MEN’S BASKETBALL | Early on, offense struggles

The Elis have topped 60 points in regulation in only three out of their first eight games this season.
The Elis have topped 60 points in regulation in only three out of their first eight games this season. Photo by Sari Levy.

Led by All-Ivy selections forward Greg Mangano ’12 and guard Reggie Willhite ’12, last year’s men’s basketball team terrorized Ivy League defenses. The senior tandem averaged just over 30 points per game combined and helped the Elis to finish atop their conference scoring offense rankings at nearly 69 points per game.

Yet after the departure of Mangano and Willhite, the men’s basketball team has struggled to score in the nascent season. The squad has managed just 59 points per game in its first seven contests, ranking above only Princeton among Ivy League rivals. The Elis have also seen their field goal percentage dip by nearly six percentage points, from 43.2 percent to 37.3 percent, and their number of assists per game dropped from 13.2 to 11.4.

“What we’re trying to do is share the ball between everyone on the team,” head coach James Jones said. “Last year, Greg and Reggie dominated us … The offense kind of stopped when they touched the ball because they made a lot of individual plays, so our focus this year is to try to be able to move the ball and have more equal parts on offense.”

Guard Austin Morgan ’13 said that learning a new offense has contributed to the early struggles.

While the team runs the same offensive sets as last year, its motion offense in transition and after those sets break down differs from the previous season, said captain and guard Sam Martin ’13.

He added that without the presence of Mangano and Willhite, the focus of the offense has shifted away from one-on-one play towards team offense. Some elements of that team offense include generating efficient shots, moving the ball from inside-out, creating kick-outs off of penetration and looking for backdoor cuts.

He also said that having multiple players with the ability to score about 10 points puts more pressure on opposing defenses. Teams that were able to limit Mangano and Willhite last year effectively contained the Bulldog offense, he added.

“I think everybody on our team is a capable scorer, so now if you can spread the ball it makes us much more difficult to guard,” Jones said. “The hope is that we have more guys averaging more points.”

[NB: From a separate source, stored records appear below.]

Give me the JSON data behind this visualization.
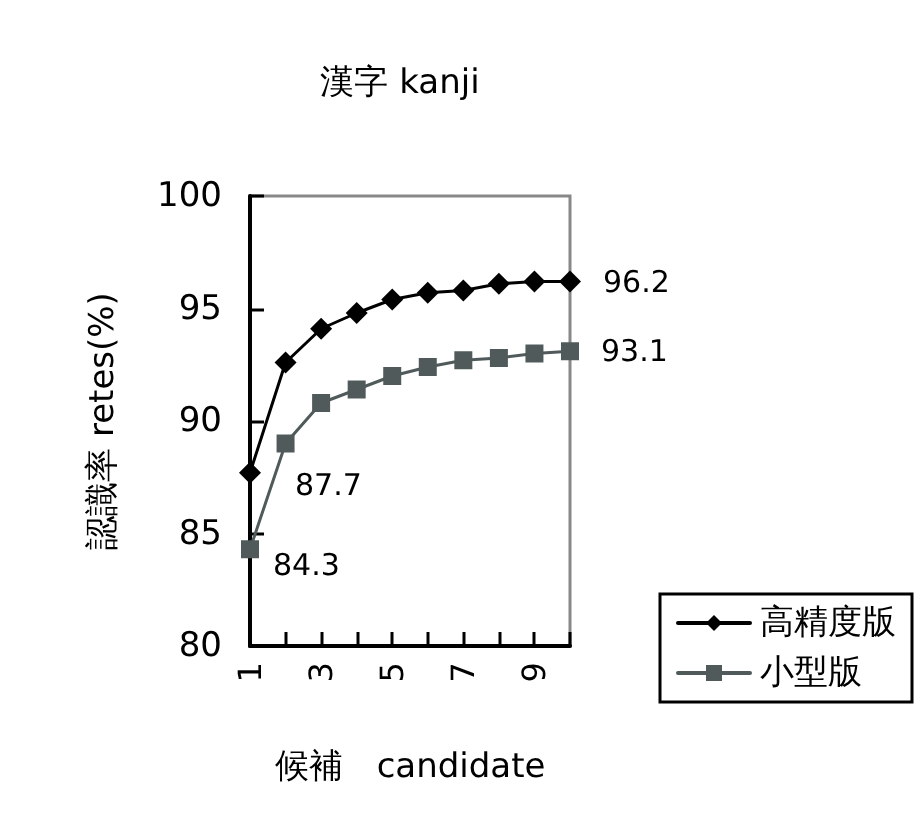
{
  "chart_data": {
    "type": "line",
    "title": "漢字 kanji",
    "xlabel": "候補　candidate",
    "ylabel": "認識率 retes(%)",
    "categories": [
      "1",
      null,
      "3",
      null,
      "5",
      null,
      "7",
      null,
      "9",
      null
    ],
    "ylim": [
      80,
      100
    ],
    "yticks": [
      80,
      85,
      90,
      95,
      100
    ],
    "grid": false,
    "legend": "bottom right",
    "series": [
      {
        "name": "高精度版",
        "color": "#000000",
        "marker": "diamond",
        "values": [
          87.7,
          92.6,
          94.1,
          94.8,
          95.4,
          95.7,
          95.8,
          96.1,
          96.2,
          96.2
        ],
        "value_labels": [
          "87.7",
          null,
          null,
          null,
          null,
          null,
          null,
          null,
          null,
          "96.2"
        ]
      },
      {
        "name": "小型版",
        "color": "#505a5a",
        "marker": "square",
        "values": [
          84.3,
          89.0,
          90.8,
          91.4,
          92.0,
          92.4,
          92.7,
          92.8,
          93.0,
          93.1
        ],
        "value_labels": [
          "84.3",
          null,
          null,
          null,
          null,
          null,
          null,
          null,
          null,
          "93.1"
        ]
      }
    ]
  }
}
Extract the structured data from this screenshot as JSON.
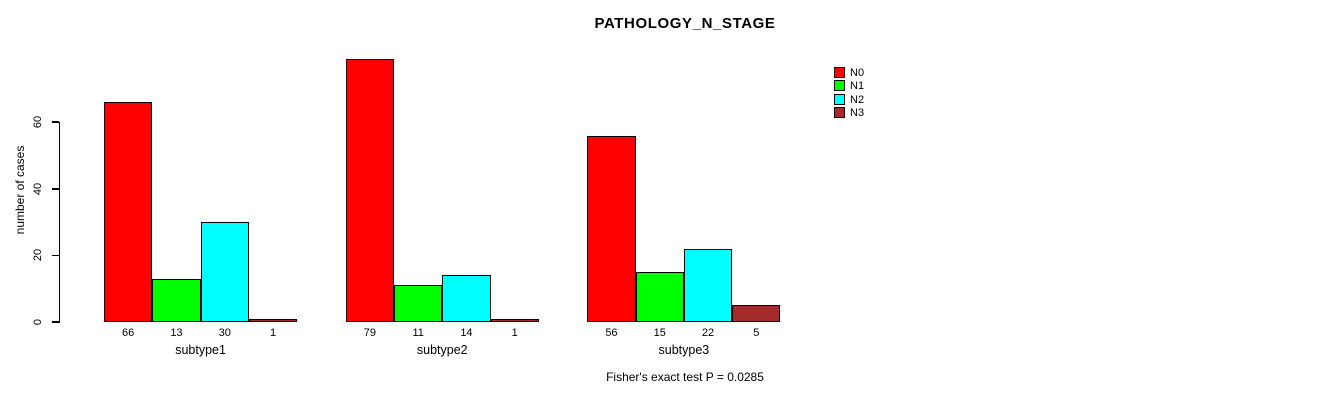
{
  "chart": {
    "title": "PATHOLOGY_N_STAGE",
    "ylabel": "number of cases",
    "footnote": "Fisher's exact test P = 0.0285",
    "legend": [
      {
        "label": "N0",
        "color": "#FF0000"
      },
      {
        "label": "N1",
        "color": "#00FF00"
      },
      {
        "label": "N2",
        "color": "#00FFFF"
      },
      {
        "label": "N3",
        "color": "#A52A2A"
      }
    ]
  },
  "chart_data": {
    "type": "bar",
    "grouped": true,
    "categories": [
      "subtype1",
      "subtype2",
      "subtype3"
    ],
    "series": [
      {
        "name": "N0",
        "color": "#FF0000",
        "values": [
          66,
          79,
          56
        ]
      },
      {
        "name": "N1",
        "color": "#00FF00",
        "values": [
          13,
          11,
          15
        ]
      },
      {
        "name": "N2",
        "color": "#00FFFF",
        "values": [
          30,
          14,
          22
        ]
      },
      {
        "name": "N3",
        "color": "#A52A2A",
        "values": [
          1,
          1,
          5
        ]
      }
    ],
    "title": "PATHOLOGY_N_STAGE",
    "xlabel": "",
    "ylabel": "number of cases",
    "yticks": [
      0,
      20,
      40,
      60
    ],
    "ylim": [
      0,
      80
    ],
    "grid": false,
    "bar_value_labels_shown": true,
    "legend_position": "top-right",
    "annotation": "Fisher's exact test P = 0.0285"
  }
}
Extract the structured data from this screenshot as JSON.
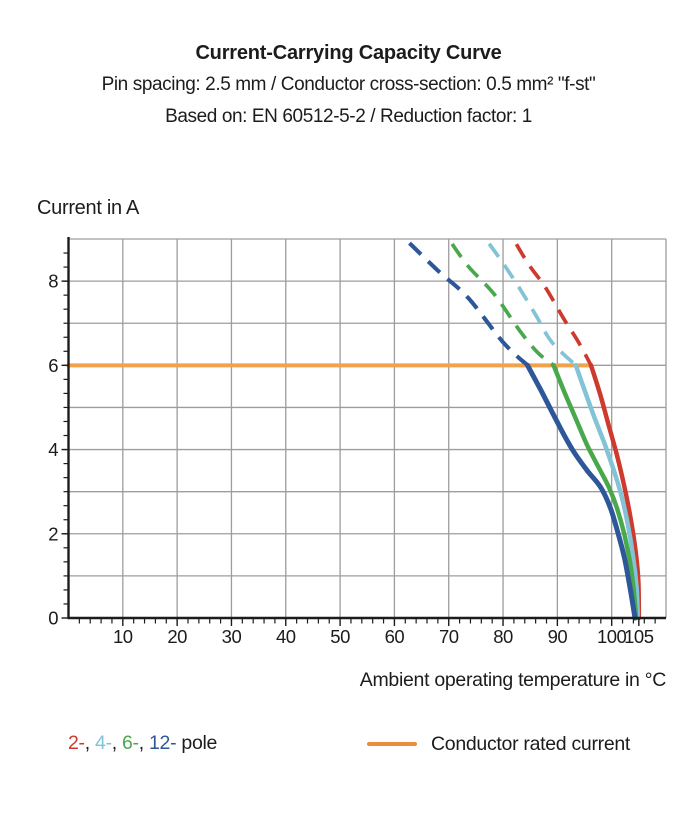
{
  "header": {
    "title": "Current-Carrying Capacity Curve",
    "subtitle1": "Pin spacing: 2.5 mm / Conductor cross-section: 0.5 mm² \"f-st\"",
    "subtitle2": "Based on: EN 60512-5-2 / Reduction factor: 1"
  },
  "chart": {
    "y_axis_title": "Current in A",
    "x_axis_title": "Ambient operating temperature in °C"
  },
  "chart_data": {
    "type": "line",
    "title": "Current-Carrying Capacity Curve",
    "xlabel": "Ambient operating temperature in °C",
    "ylabel": "Current in A",
    "xlim": [
      0,
      110
    ],
    "ylim": [
      0,
      9
    ],
    "x_ticks": [
      10,
      20,
      30,
      40,
      50,
      60,
      70,
      80,
      90,
      100,
      105
    ],
    "y_ticks": [
      0,
      2,
      4,
      6,
      8
    ],
    "grid": {
      "x_step": 10,
      "y_step": 1,
      "color": "#9d9d9d"
    },
    "axis_color": "#1c1c1c",
    "rated_current": {
      "label": "Conductor rated current",
      "value": 6,
      "x_start": 0,
      "x_end": 96.2,
      "color": "#f1a24a"
    },
    "series": [
      {
        "name": "2-pole",
        "color": "#cf3a2e",
        "width": 4.5,
        "dashed": [
          [
            81.9,
            9
          ],
          [
            84.7,
            8.4
          ],
          [
            87.8,
            7.85
          ],
          [
            91.2,
            7.1
          ],
          [
            93.9,
            6.55
          ],
          [
            96.2,
            6
          ]
        ],
        "solid": [
          [
            96.2,
            6
          ],
          [
            97.9,
            5.3
          ],
          [
            99.4,
            4.6
          ],
          [
            100.9,
            3.9
          ],
          [
            102.2,
            3.2
          ],
          [
            103.3,
            2.5
          ],
          [
            104.3,
            1.7
          ],
          [
            104.9,
            0.9
          ],
          [
            105.0,
            0
          ]
        ]
      },
      {
        "name": "4-pole",
        "color": "#82c3d5",
        "width": 4.5,
        "dashed": [
          [
            76.8,
            9
          ],
          [
            79.6,
            8.5
          ],
          [
            82.7,
            7.9
          ],
          [
            86,
            7.2
          ],
          [
            89,
            6.55
          ],
          [
            93.4,
            6
          ]
        ],
        "solid": [
          [
            93.4,
            6
          ],
          [
            95.3,
            5.3
          ],
          [
            97,
            4.7
          ],
          [
            98.8,
            4.1
          ],
          [
            100.4,
            3.5
          ],
          [
            101.8,
            2.9
          ],
          [
            103,
            2.2
          ],
          [
            104,
            1.4
          ],
          [
            104.6,
            0.7
          ],
          [
            104.8,
            0
          ]
        ]
      },
      {
        "name": "6-pole",
        "color": "#49a84c",
        "width": 4.5,
        "dashed": [
          [
            70,
            9
          ],
          [
            73.6,
            8.35
          ],
          [
            78.3,
            7.7
          ],
          [
            83.2,
            6.8
          ],
          [
            86.4,
            6.3
          ],
          [
            89.3,
            6
          ]
        ],
        "solid": [
          [
            89.3,
            6
          ],
          [
            91.5,
            5.3
          ],
          [
            93.5,
            4.7
          ],
          [
            95.5,
            4.1
          ],
          [
            97.5,
            3.6
          ],
          [
            99.5,
            3.1
          ],
          [
            101,
            2.6
          ],
          [
            102.3,
            2.0
          ],
          [
            103.4,
            1.3
          ],
          [
            104.1,
            0.6
          ],
          [
            104.5,
            0
          ]
        ]
      },
      {
        "name": "12-pole",
        "color": "#2e5799",
        "width": 5,
        "dashed": [
          [
            62,
            9
          ],
          [
            68,
            8.25
          ],
          [
            73.6,
            7.6
          ],
          [
            80,
            6.55
          ],
          [
            84.5,
            6
          ]
        ],
        "solid": [
          [
            84.5,
            6
          ],
          [
            87,
            5.4
          ],
          [
            89,
            4.9
          ],
          [
            91,
            4.4
          ],
          [
            93,
            3.95
          ],
          [
            95.5,
            3.5
          ],
          [
            98,
            3.1
          ],
          [
            99.8,
            2.6
          ],
          [
            101.2,
            2.0
          ],
          [
            102.4,
            1.4
          ],
          [
            103.4,
            0.7
          ],
          [
            104.3,
            0
          ]
        ]
      }
    ],
    "legend_position": "bottom"
  },
  "legend": {
    "pole_segments": [
      {
        "text": "2-",
        "color": "#cf3a2e"
      },
      {
        "text": ", ",
        "color": "#1c1c1c"
      },
      {
        "text": "4-",
        "color": "#82c3d5"
      },
      {
        "text": ", ",
        "color": "#1c1c1c"
      },
      {
        "text": "6-",
        "color": "#49a84c"
      },
      {
        "text": ", ",
        "color": "#1c1c1c"
      },
      {
        "text": "12-",
        "color": "#2e5799"
      },
      {
        "text": " pole",
        "color": "#1c1c1c"
      }
    ],
    "rated_label": "Conductor rated current",
    "rated_color": "#ea8c3c"
  }
}
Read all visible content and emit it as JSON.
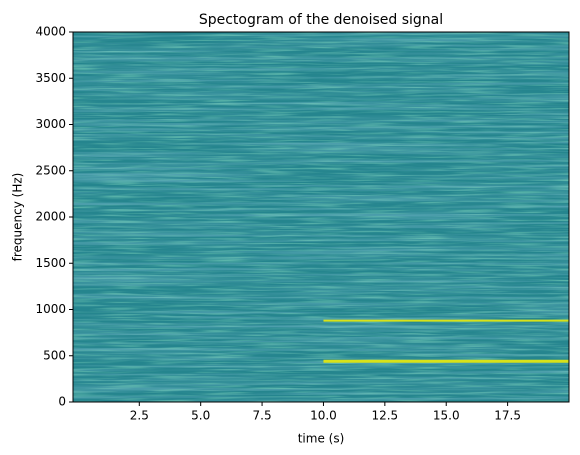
{
  "chart_data": {
    "type": "spectrogram",
    "title": "Spectogram of the denoised signal",
    "xlabel": "time (s)",
    "ylabel": "frequency (Hz)",
    "xlim": [
      -0.2,
      20.0
    ],
    "ylim": [
      0,
      4000
    ],
    "xticks": [
      2.5,
      5.0,
      7.5,
      10.0,
      12.5,
      15.0,
      17.5
    ],
    "yticks": [
      0,
      500,
      1000,
      1500,
      2000,
      2500,
      3000,
      3500,
      4000
    ],
    "background_color": "#25858e",
    "tone_color": "#d8e219",
    "tones": [
      {
        "frequency": 440,
        "start": 10.0,
        "end": 20.0
      },
      {
        "frequency": 880,
        "start": 10.0,
        "end": 20.0
      }
    ]
  }
}
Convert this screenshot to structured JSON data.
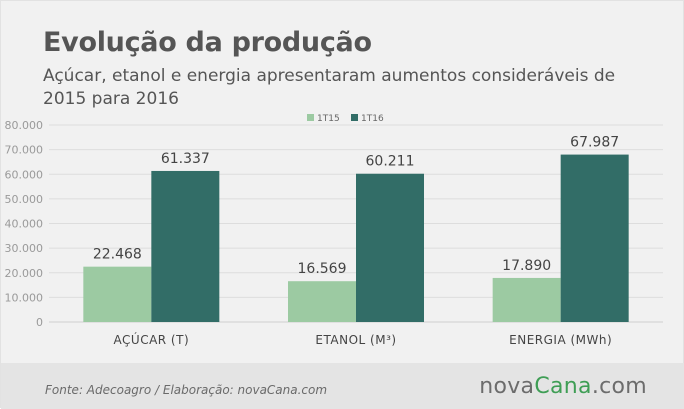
{
  "header": {
    "title": "Evolução da produção",
    "subtitle": "Açúcar, etanol e energia apresentaram aumentos consideráveis de 2015 para 2016"
  },
  "chart_data": {
    "type": "bar",
    "categories": [
      "AÇÚCAR (T)",
      "ETANOL (M³)",
      "ENERGIA (MWh)"
    ],
    "series": [
      {
        "name": "1T15",
        "values": [
          22468,
          16569,
          17890
        ],
        "labels": [
          "22.468",
          "16.569",
          "17.890"
        ],
        "color": "#9ccaa2"
      },
      {
        "name": "1T16",
        "values": [
          61337,
          60211,
          67987
        ],
        "labels": [
          "61.337",
          "60.211",
          "67.987"
        ],
        "color": "#326d67"
      }
    ],
    "yticks": [
      "0",
      "10.000",
      "20.000",
      "30.000",
      "40.000",
      "50.000",
      "60.000",
      "70.000",
      "80.000"
    ],
    "ylim": [
      0,
      80000
    ],
    "grid": true,
    "legend_position": "top"
  },
  "footer": {
    "source": "Fonte: Adecoagro / Elaboração: novaCana.com",
    "logo": {
      "nova": "nova",
      "cana": "Cana",
      "dom": ".com"
    }
  }
}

Still, the Bulldogs (2–6, 0–0 Ivy) have struggled to attain that goal. The Elis have topped 60 points in regulation in only three out of their first eight games this season; the team accomplished that feat in every one of its first eight contests last year.

Jones said the team will look to improve its offense through practice, especially by focusing on the players adjusting to their roles on the floor and continuing to learn how to share the ball.

“I think the timing just isn’t there yet. We’ve been doing a lot of dummy stuff in practice,” Martin said. “It just takes repetition, but I think we had a good week of practice and hopefully it’ll be better in the next couple of games here.”

The men’s basketball team takes on Bryant University in Rhode Island tonight at 7 p.m.